Полюбилась кочевникам и Питда. Была она хороша неяркой пепельной красотой, двигалась легко, почти невесомо, как во сне, словно вся она из хрупких материй, а земля под ногами и предметы вокруг только и ждут одного ее неуклюжего жеста, чтобы тут же разлететься на мелкие части. Женщины, тянувшие лямку от зари до зари, отдавали Питде весь запас нерастраченных материнских ласк, потому что в земле Тов не рождались дети. Питда не расставалась с дудочкой, которую вырезал ей Ифтах. Если вокруг никого не было, она играла каменистым склонам и застывшим на них валунам. Когда Ифтах слышал издалека дудочку Питды, ему казалось, что он различает в ее переливах шелест ветра и журчание воды в тенистых садах на землях Гилада. Питда видела сны, бывало, грезила она наяву, и сердце Ифтаха рвалось помочь, защитить, когда он пересказывала ему свои сны или вдруг без причины говорила: папа, мой папа.

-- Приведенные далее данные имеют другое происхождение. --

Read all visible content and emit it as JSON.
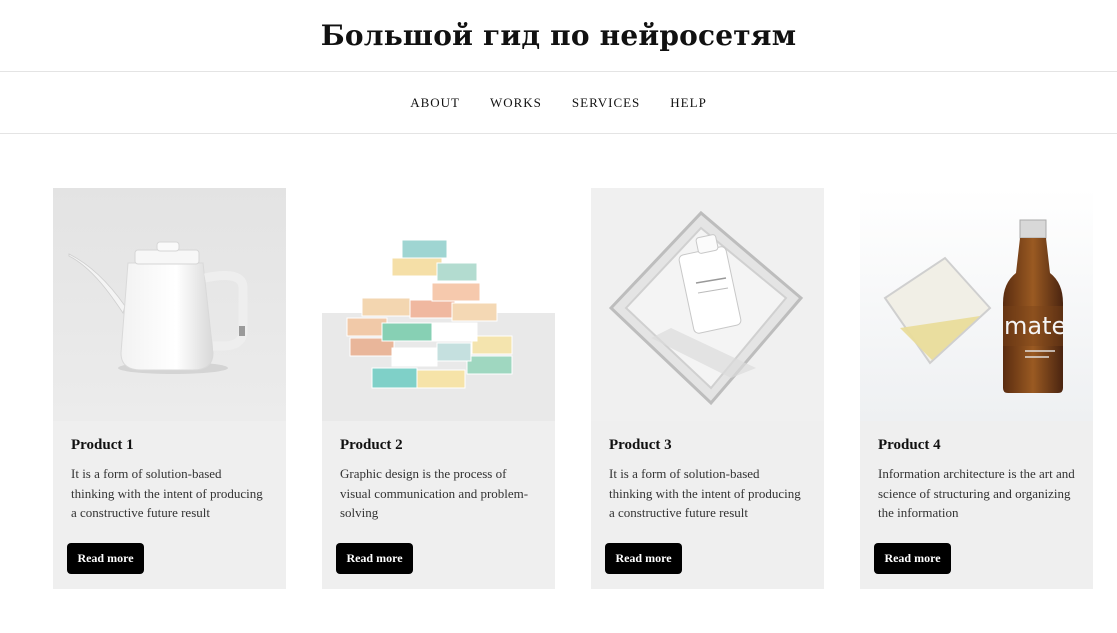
{
  "site": {
    "title": "Большой гид по нейросетям"
  },
  "nav": [
    {
      "label": "ABOUT"
    },
    {
      "label": "WORKS"
    },
    {
      "label": "SERVICES"
    },
    {
      "label": "HELP"
    }
  ],
  "products": [
    {
      "title": "Product 1",
      "text": "It is a form of solution-based thinking with the intent of producing a constructive future result",
      "button": "Read more",
      "image": "white kettle"
    },
    {
      "title": "Product 2",
      "text": "Graphic design is the process of visual communication and problem-solving",
      "button": "Read more",
      "image": "stack of pastel boxes"
    },
    {
      "title": "Product 3",
      "text": "It is a form of solution-based thinking with the intent of producing a constructive future result",
      "button": "Read more",
      "image": "bottle in glass cube"
    },
    {
      "title": "Product 4",
      "text": "Information architecture is the art and science of structuring and organizing the information",
      "button": "Read more",
      "image": "glass and mate bottle"
    }
  ]
}
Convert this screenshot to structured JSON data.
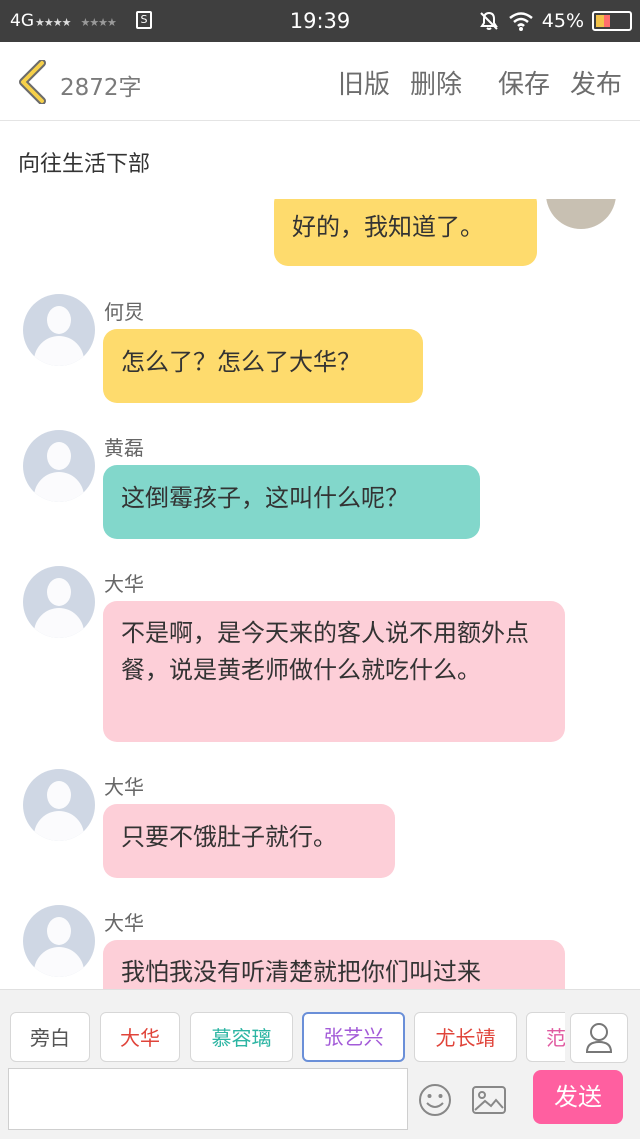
{
  "status_bar": {
    "network": "4G",
    "signal1": "★★★★",
    "signal2": "★★★★",
    "sim_icon": "S",
    "time": "19:39",
    "battery_percent": "45%",
    "battery_level": 0.45
  },
  "toolbar": {
    "word_count": "2872字",
    "old_version": "旧版",
    "delete": "删除",
    "save": "保存",
    "publish": "发布"
  },
  "story_title": "向往生活下部",
  "messages": [
    {
      "speaker": "",
      "text": "好的，我知道了。",
      "color": "#fedb6d",
      "self": true
    },
    {
      "speaker": "何炅",
      "text": "怎么了？怎么了大华？",
      "color": "#fedb6d"
    },
    {
      "speaker": "黄磊",
      "text": "这倒霉孩子，这叫什么呢？",
      "color": "#82d7cb"
    },
    {
      "speaker": "大华",
      "text": "不是啊，是今天来的客人说不用额外点餐，说是黄老师做什么就吃什么。",
      "color": "#fdcfd8"
    },
    {
      "speaker": "大华",
      "text": "只要不饿肚子就行。",
      "color": "#fdcfd8"
    },
    {
      "speaker": "大华",
      "text": "我怕我没有听清楚就把你们叫过来",
      "color": "#fdcfd8"
    }
  ],
  "characters": [
    {
      "label": "旁白",
      "color": "#555555"
    },
    {
      "label": "大华",
      "color": "#e0443a"
    },
    {
      "label": "慕容璃",
      "color": "#2db5a3"
    },
    {
      "label": "张艺兴",
      "color": "#a35bd8",
      "selected": true
    },
    {
      "label": "尤长靖",
      "color": "#e0443a"
    },
    {
      "label": "范",
      "color": "#e05aa0"
    }
  ],
  "input": {
    "value": "",
    "placeholder": ""
  },
  "send_label": "发送",
  "icons": {
    "back": "chevron-left-icon",
    "user": "user-icon",
    "emoji": "smiley-icon",
    "image": "image-icon",
    "mute": "bell-off-icon",
    "wifi": "wifi-icon"
  }
}
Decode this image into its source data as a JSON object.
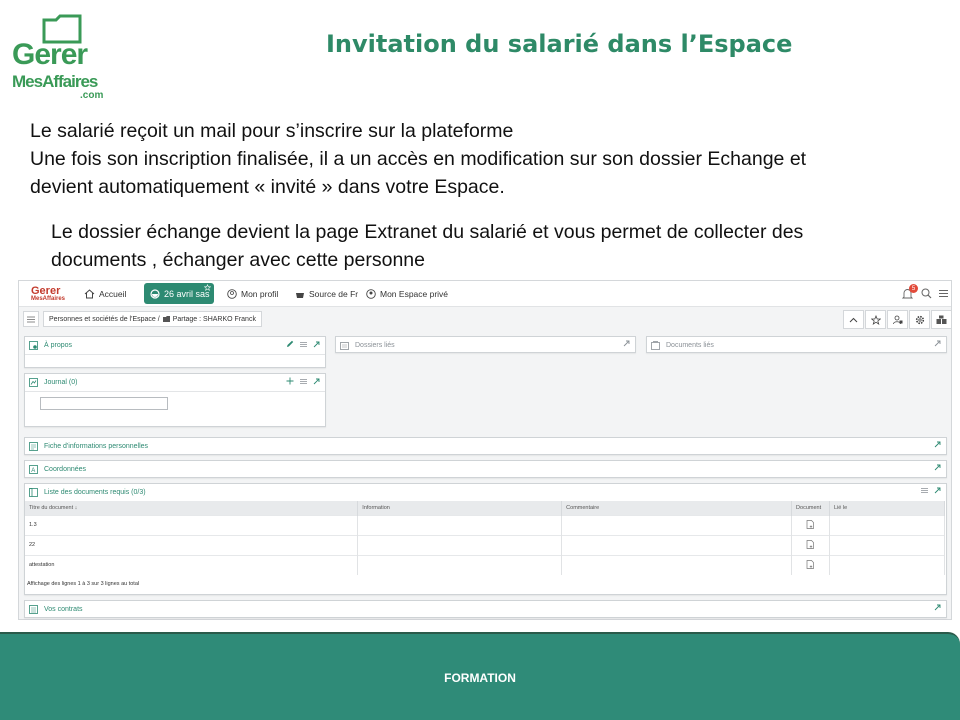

Ифтах любил дочь безудержно, неукротимо. Гладя ее по волосам или обнимая за плечи, он старался не сделать неловкого жеста, потому что помнил себя самого, зажатого между ладоней Гилада. Он говорил:

— Я ведь не делаю тебе больно, Питда. Дай мне руку.

А девочка отвечала:

— Но ты так смотришь на меня, что я не могу не смеяться.

Ифтах любил дочь безудержно, неукротимо. При мысли о том, что чужой мужчина придет когда-нибудь за Питдой, кровь закипала в жилах Ифтаха. Низкорослый, а то и мясистый, он облапит ее волосатыми руками, обдаст запахом пота и лука, будет слюнявить и кусать ее губы, запустит змеиные пальцы в святая святых ее девичьих тайн. Ифтах весь набычивался. Глядя на него, Питда заливалась безудержным смехом, а он прикладывал к пылающему лбу прохладный клинок кинжала и бормотал: “Играй, Питда, играй”. Потом, как человек, теряющий зрение, он вслушивался в ее игру до тех пор, пока гнев утихал, и только в горле, как привкус пепла, оставалась сухая бесплодная горечь. Иногда от избытка любви Ифтах мычал, раздувая щеки, как мычал в свое время Гилад; иногда жалел, что не умеет варить по ночам чудотворные зелья и не знает слов, которые нужно сказать, чтобы оградить дочь от всякого зла.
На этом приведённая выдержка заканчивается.